Written and directed by Young, this short film is a meditation on loss, shot on New York harbour adjacent to Lower Manhattan in a storming twilight. Jessica Joffe plays the unnamed woman. The dialogue-free video offers no information about the character. A panorama of downtown New York, arguably one of the 21st century's ultimate symbols of loss, often frames Jessica's face and form. The film is an emotional chain of sorrows and anguish told through cinema's most expressive tool, the close-up.

 

“Close-ups heighten a phenomenon called emotional contagion, the tendency to involuntarily mimic and synchronise expressions, vocalisations, and postures with another person and consequently to converge emotionally.” Amy Coplan, Philosophy Professor, CSFU.

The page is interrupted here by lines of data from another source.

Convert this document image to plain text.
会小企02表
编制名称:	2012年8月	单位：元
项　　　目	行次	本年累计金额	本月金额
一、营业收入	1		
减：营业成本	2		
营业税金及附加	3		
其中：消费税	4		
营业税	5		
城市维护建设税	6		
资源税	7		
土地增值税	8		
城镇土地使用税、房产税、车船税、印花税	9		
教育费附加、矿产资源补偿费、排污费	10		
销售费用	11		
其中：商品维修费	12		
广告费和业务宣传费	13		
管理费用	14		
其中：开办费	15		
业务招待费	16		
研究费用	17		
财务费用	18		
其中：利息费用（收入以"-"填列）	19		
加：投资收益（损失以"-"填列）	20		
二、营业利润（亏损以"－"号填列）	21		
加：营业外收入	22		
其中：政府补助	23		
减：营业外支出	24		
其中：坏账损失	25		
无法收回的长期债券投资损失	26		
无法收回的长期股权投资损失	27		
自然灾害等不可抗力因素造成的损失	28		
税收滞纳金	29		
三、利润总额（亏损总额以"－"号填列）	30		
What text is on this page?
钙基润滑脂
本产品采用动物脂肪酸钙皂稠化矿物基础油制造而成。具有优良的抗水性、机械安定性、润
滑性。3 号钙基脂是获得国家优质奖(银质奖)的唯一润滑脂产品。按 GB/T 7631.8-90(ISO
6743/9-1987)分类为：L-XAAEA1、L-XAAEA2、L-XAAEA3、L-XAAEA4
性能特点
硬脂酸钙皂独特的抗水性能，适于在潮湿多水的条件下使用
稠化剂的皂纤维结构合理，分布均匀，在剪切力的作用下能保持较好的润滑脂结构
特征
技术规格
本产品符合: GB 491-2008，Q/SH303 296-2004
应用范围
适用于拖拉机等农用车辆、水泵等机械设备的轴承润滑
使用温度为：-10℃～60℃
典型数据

“The Photograph” is an homage to Carl Theodore Dreyer's “The Passion of Joan of Arc,” (1928.)

 

Young, “My piece is less about the plot and more about immersing yourself into details of the woman's experiences etched across her face.” The psych-pop “five stages of grief” furnish loose scaffolding for the film's narrative arc. A Polaroid of a young girl in the second to last shot hints at the source of the woman's pain.

 

Film writer Jacob Oller, “Closeness to a face means closeness to understanding, even if the emotion is beyond our experience.”